The operative fee has gone up by 40 bps with the institutionalisation of the Standing Deposit Facility for the withdrawal of ultra-comfortable liquidity.
The SDF will substitute the mounted fee reverse repo (FRRR) as the ground of the LAF (liquidity adjustment facility) hall. Both the standing amenities viz., the Marginal Standing Facility (MSF) and the SDF can be out there on all days of the week, all year long.
The FRRR fee, which is retained at 3.35 per cent, will stay as a part of the RBI’s toolkit and its operation can be on the discretion of the RBI for functions specified sometimes. The FRRR, together with the SDF, will impart flexibility to the RBI’s liquidity administration framework, the RBI stated.
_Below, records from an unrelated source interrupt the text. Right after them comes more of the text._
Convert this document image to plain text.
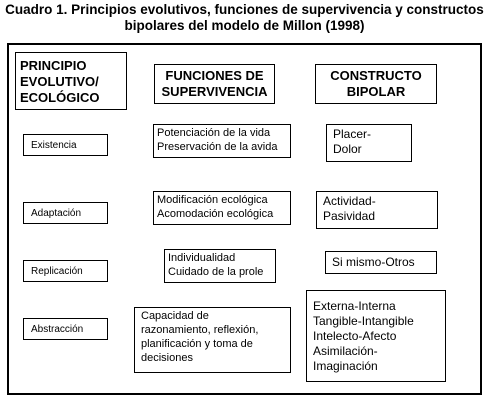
Cuadro 1. Principios evolutivos, funciones de supervivencia y constructos
bipolares del modelo de Millon (1998)
PRINCIPIO
EVOLUTIVO/
ECOLÓGICO
FUNCIONES DE
SUPERVIVENCIA
CONSTRUCTO
BIPOLAR
Existencia
Potenciación de la vida
Preservación de la avida
Placer-
Dolor
Adaptación
Modificación ecológica
Acomodación ecológica
Actividad-
Pasividad
Replicación
Individualidad
Cuidado de la prole
Si mismo-Otros
Abstracción
Capacidad de
razonamiento, reflexión,
planificación y toma de
decisiones
Externa-Interna
Tangible-Intangible
Intelecto-Afecto
Asimilación-
Imaginación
In 2018, the amended Section 17 of the RBI Act empowered the central financial institution to introduce the SDF — a further instrument for absorbing liquidity with none collateral. By eradicating the binding collateral constraint on the RBI, the SDF strengthens the working framework of financial coverage. The SDF can be a monetary stability instrument along with its function in liquidity administration. The extraordinary liquidity measures undertaken within the wake of the pandemic, mixed with the liquidity injected by way of varied different operations of the RBI, have left a liquidity overhang of the order of Rs 8.5 lakh crore within the system, in keeping with RBI Governor Shaktikanta Das. “The RBI will engage in a gradual and calibrated withdrawal of this liquidity over a multi-year time frame in a non-disruptive manner beginning this year,” Das stated whereas unveiling financial coverage evaluate. The goal is to revive the scale of liquidity surplus within the system to a stage in line with prevailing stance of financial coverage, he stated.
In 2020, in the course of the pandemic, the width of the LAF hall was widened to 90 foundation factors by uneven changes within the reverse repo fee vis-à-vis the coverage repo fee. Aimed at totally restoring the pre-Covid liquidity administration framework of February 2020 and in view of gradual return to normalcy in monetary markets, the RBI has determined to revive the width of the LAF hall to its pre-Covid stage. With the introduction of the SDF at 3.75 per cent, the coverage repo fee being at 4 per cent and the MSF fee at 4.25 per cent, the width of the LAF hall is restored to its pre-pandemic configuration of fifty bps. Thus, the LAF hall can be symmetric across the coverage repo fee with the MSF fee because the ceiling and the SDF fee as the ground with quick impact.